O caminho até a Capital não era tão longo assim, apesar de parecer. Quando menos esperavam, os grandes prédios e empresas cresceram diante dos olhos deles, e oficialmente, haviam chegado. Alguns lugares começaram a ser relembrados por Dulce à medida em que iam atravessando as avenidas principais, indo em direção ao local do concurso.

Foi então que Dulce avistou. Era um antigo teatro. Parecia desativado atualmente, mas foi naquele prédio que aconteceu o evento que tanto falava Robert. Ela viu passar frente aos olhos flashes daquela noite: o tapete vermelho, as fotos, as entrevistas. Até pode visualizar a roupa que usava nesse dia. Manteve os olhos fixos no lugar enquanto esperavam o semáforo permitir a passagem, não percebendo que Gabriel tentava chamar novamente sua atenção.

— Dul? — ele chamava pela quinta vez, finalmente tendo a percepção de que ela havia escutado. — Esse lugar você conhece?

— Eu já estive ali algumas vezes... — Ela não quis expor para Gabriel qual havia sido o evento. Não ainda. Ele não sabia que ela tinha ido se encontrar com Robert e teria que explicar toda a história se falasse algo além disso. — Era um teatro antigamente.

— E te faz lembrar de alguma coisa do seu passado que ainda não lembrava?

— Alguns flashes, apenas...

Ele não perguntou mais, entendendo que ela não queria falar sobre isso. O ônibus prosseguiu, andando mais algumas ruas até que estacionou. Eles estavam em uma área aberta onde uma estrutura tinha sido montada e muita gente já se agrupava em frente a um palco grande. Podiam ver dali o que Dulce sabia que era o camarim onde as crianças se arrumariam logo atrás desse palco, e mesas e cadeiras dispostas à entrada, como ela sabia que haveria, para a confirmação da inscrição.

Os adultos que estavam acompanhando o coral se organizaram antes de agrupar as crianças. Com uma lista de nomes já em mãos, Margaret colocou os meninos em fila e pouco a pouco foram descendo do veículo. Dulce e Gabriel foram os últimos a sair. Ela sentia um tremor nas pernas, como se nunca tivesse estado em um lugar como aquele, porém sabia que vinha da adrenalina de de finalmente voltar. Afinal, eles tinham razão. Ela sentia falta de tudo aquilo.

— Pronta? — Gabriel perguntou.

Ela assentiu lentamente.

Dulce avistou Margaret, que já fazia a confirmação da inscrição, checando criança por criança com a mulher que se sentava à sua frente. Ela parou ao lado da diretora no momento em que a moça perguntava quem seriam os acompanhantes das crianças lá dentro, já que seriam permitidos apenas cinco adultos. A mulher arregalou os olhos quando a viu, mas discretamente não fez nenhum comentário, voltando o olhar para o papel e anotando cuidadosamente os nomes ditados na folha de inscrição.

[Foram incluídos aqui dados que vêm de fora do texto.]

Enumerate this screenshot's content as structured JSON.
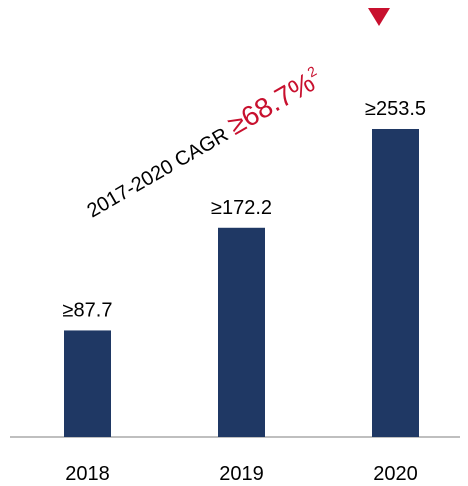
{
  "chart_data": {
    "type": "bar",
    "categories": [
      "2018",
      "2019",
      "2020"
    ],
    "values": [
      87.7,
      172.2,
      253.5
    ],
    "value_labels": [
      "≥87.7",
      "≥172.2",
      "≥253.5"
    ],
    "color": "#1f3864",
    "ylim": [
      0,
      300
    ],
    "annotation": {
      "text": "2017-2020 CAGR",
      "highlight": "≥68.7%",
      "footnote": "2",
      "color": "#c8102e"
    }
  }
}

A recepcionista orientou ainda que, assim que todos estivessem devidamente identificados com os crachás, poderiam entrar no camarim e começar a se arrumar e se preparar para a apresentação. E assim tinha sido feito. Margaret e Dulce distribuíram as identificações a todas as crianças e orientaram os outros adultos que fossem buscar um local na platéia para assistirem. Depois disso, as duas, acompanhadas por Jorge e mais dois professores, atravessaram a porta com as crianças.

Era tudo como ela se lembrava. A estrutura montada com panos e ferros, criando um local que facilmente poderia ser desmontado depois do evento, era como um labirinto de salas e corredores, marcados com folhas de papéis com setas e dizeres. Eles buscavam os camarins e seguiram as setas verdes, chegando a uma sala ampla com várias portas que separavam as crianças por meninos e meninas, e os adultos por homens e mulheres. Tudo ali era muito familiar para Dulce, inclusive a voz que gritou seu nome assim que ela entrou logo atrás dos meninos.